Morte del sindaco Zizzi: rigettata la richiesta di risarcimento degli eredi

Approda a una sentenza di primo grado l'azione legale intentata dai familiari di Zizzi, morto nell'agosto 2009 a seguito di un incidente stradale, contro il Comune di Latiano

LATIANO - Il tribunale di Brindisi, in conclusione di una lunga e complessa causa, ha totalmente rigettato la richiesta di risarcimento dei danni che era stata formulata nei confronti del Comune di Latiano dai familiari del sindaco Graziano Zizzi, deceduto dopo un incidente verificatosi il 14 agosto 2009, sulla strada provinciale per San Vito dei Normanni. 

Graziano Zizzi, ex sindaco di Latiano, deceduto l'anno scorso

I familiari del compianto primo cittadino, difesi dagli avvocati Filomeno Montesardi e Tommaso Sardelli, si erano rivolti al tribunale, sostenendo che il sinistro avrebbe costituito un infortunio in itinere, cioè un sinistro verificatosi durante il tragitto percorso dal sindaco per raggiungere la sede comunale, con conseguente asserito obbligo risarcitorio a carico del Comune. Da parte sua, il Comune di Latiano, tramite i suoi difensori, avvocati Emilio Lucisani e Dario Vitale, ha invece tra l'altro sostenuto la non riconducibilità del medesimo sinistro all'adempimento delle funzioni di sindaco e comunque l'impossibilità di considerare il sinistro in oggetto come una conseguenza immediata e diretta dell'espletamento di tali funzioni. 

L'istruttoria espletata è stata lunga e complessa, sono stati ascoltati testimoni ed eseguite più consulenze tecniche, compresa una consulenza medico-legale affidata a due illustri specialisti giunti da Roma. Il tribunale ha tra l'altro considerato rilevante l'accertato superamento del limite di velocità nel momento in cui l'auto di Zizzi uscì di strada: infatti, nel tratto di strada in oggetto, vigeva il limite di 50 km/h ed il consulente nominato dal tribunale ha accertato il superamento del predetto limite, circostanza ritenuta causalmente collegata al sinistro.

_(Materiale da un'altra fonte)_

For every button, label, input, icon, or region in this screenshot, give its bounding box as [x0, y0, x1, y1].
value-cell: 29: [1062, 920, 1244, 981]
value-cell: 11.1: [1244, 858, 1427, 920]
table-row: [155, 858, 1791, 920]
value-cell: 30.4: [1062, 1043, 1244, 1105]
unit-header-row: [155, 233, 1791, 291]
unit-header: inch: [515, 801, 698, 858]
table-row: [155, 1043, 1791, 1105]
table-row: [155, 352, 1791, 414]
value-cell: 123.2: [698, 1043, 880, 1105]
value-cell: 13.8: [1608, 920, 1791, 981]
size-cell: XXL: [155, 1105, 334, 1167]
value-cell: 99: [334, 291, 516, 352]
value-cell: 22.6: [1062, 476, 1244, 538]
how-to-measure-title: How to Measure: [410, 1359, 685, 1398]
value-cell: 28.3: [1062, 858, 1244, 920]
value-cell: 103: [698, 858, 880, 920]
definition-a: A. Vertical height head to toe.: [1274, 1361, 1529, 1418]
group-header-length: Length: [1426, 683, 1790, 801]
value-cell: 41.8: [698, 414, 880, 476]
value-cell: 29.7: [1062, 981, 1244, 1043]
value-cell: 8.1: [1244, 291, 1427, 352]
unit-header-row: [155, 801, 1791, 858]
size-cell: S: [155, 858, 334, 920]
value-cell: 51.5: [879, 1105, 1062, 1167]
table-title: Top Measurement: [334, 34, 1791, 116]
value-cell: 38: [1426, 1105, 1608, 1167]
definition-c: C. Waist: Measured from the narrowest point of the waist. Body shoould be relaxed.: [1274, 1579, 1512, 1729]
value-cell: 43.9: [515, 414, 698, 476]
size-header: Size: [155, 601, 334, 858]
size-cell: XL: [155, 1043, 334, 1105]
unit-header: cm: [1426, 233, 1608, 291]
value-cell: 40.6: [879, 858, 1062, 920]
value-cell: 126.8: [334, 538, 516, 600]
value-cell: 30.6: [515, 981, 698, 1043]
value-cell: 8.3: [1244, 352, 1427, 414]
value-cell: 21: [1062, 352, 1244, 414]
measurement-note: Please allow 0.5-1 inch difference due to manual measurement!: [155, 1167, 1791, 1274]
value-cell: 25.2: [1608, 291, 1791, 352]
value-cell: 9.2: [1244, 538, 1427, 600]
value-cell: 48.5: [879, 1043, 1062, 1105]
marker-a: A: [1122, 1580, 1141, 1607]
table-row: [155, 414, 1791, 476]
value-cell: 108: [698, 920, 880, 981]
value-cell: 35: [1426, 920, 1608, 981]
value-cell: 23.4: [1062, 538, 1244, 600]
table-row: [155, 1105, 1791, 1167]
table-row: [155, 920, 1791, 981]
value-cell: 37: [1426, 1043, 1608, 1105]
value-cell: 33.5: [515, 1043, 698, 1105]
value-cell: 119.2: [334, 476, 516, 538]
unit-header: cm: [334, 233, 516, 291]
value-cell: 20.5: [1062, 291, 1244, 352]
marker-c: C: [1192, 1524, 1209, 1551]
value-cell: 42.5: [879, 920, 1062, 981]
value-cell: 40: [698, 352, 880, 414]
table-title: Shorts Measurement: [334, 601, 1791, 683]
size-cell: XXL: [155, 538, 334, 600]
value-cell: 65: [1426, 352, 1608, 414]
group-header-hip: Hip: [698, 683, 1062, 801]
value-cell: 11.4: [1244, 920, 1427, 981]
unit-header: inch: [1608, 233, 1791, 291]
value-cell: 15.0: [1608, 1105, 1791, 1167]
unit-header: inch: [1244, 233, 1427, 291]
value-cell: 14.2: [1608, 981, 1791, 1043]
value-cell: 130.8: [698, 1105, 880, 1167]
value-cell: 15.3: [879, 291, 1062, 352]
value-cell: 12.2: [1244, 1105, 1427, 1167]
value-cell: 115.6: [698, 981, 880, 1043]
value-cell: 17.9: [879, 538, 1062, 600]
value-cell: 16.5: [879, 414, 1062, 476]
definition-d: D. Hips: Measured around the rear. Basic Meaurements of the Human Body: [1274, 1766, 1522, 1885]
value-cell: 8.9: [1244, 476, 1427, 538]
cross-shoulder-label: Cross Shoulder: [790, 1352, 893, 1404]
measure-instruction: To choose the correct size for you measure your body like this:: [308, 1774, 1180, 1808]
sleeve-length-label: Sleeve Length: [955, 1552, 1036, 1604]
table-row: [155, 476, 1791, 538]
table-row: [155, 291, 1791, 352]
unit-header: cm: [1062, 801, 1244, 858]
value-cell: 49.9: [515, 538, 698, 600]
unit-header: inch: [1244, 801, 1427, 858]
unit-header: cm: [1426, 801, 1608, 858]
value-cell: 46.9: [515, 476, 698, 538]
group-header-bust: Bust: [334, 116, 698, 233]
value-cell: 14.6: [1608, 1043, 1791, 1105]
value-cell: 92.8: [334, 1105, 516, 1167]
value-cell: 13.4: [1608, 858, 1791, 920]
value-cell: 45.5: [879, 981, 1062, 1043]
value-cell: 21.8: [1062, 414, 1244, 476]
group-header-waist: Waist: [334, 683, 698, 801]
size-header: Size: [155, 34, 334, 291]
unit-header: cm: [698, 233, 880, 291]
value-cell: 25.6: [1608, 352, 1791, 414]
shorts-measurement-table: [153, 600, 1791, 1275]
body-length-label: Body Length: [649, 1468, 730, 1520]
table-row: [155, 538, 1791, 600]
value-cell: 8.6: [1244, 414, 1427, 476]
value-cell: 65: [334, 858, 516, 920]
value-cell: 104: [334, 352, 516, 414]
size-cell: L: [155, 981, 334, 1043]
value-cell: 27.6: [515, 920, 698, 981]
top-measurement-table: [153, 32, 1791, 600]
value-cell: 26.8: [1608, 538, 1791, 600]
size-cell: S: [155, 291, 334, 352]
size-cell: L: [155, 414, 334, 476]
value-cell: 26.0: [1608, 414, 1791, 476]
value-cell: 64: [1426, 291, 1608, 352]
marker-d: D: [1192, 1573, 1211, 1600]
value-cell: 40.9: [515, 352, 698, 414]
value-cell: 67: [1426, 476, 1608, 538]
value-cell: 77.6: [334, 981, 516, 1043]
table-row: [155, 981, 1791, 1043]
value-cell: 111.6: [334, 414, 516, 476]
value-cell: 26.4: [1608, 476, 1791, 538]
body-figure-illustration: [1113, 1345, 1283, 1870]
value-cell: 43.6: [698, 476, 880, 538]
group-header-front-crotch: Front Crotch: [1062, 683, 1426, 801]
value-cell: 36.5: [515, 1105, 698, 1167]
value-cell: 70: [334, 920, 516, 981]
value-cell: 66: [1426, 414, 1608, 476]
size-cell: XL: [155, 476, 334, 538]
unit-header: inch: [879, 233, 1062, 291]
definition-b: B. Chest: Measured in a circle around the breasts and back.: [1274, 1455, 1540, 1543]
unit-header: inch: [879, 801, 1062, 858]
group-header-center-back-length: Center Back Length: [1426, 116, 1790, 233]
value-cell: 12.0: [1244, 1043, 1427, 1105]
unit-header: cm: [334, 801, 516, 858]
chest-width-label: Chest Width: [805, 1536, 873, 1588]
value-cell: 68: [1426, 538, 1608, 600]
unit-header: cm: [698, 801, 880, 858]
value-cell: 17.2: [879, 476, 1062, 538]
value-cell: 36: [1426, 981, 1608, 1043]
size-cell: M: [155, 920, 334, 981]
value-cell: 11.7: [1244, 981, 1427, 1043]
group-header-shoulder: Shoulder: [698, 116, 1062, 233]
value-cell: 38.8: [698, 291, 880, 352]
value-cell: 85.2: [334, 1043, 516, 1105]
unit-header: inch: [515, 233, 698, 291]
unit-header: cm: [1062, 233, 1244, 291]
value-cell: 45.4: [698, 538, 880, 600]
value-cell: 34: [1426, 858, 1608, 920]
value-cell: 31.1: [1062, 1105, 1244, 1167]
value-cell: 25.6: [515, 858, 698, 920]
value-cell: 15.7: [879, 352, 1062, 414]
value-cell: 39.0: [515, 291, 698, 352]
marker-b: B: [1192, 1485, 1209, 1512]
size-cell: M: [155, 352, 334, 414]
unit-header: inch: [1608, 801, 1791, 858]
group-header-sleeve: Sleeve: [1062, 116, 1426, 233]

Ulteriori elementi a sostegno di una eccessiva velocità dell'autovettura al momento del sinistro sono stati desunti dal giudice anche dalla consulenza medico-legale, la quale ha riscontrato danni fisici compatibili con una elevata velocità di impatto. Sempre la consulenza medico-legale ha portato il giudice ad escludere un rilievo determinante, rispetto al decesso, delle infezioni nosocomiali che lo stesso aveva contratto durante la degenza presso l'ospedale di Brindisi, con conseguente esclusione della responsabilità della struttura ospedaliera. Con la sentenza del tribunale di Brindisi si conclude, almeno in primo grado, una lunga e complessa battaglia legale che si è protratta per molti anni e che, alla fine, ha visto prevalere la linea difensiva del Comune di Latiano.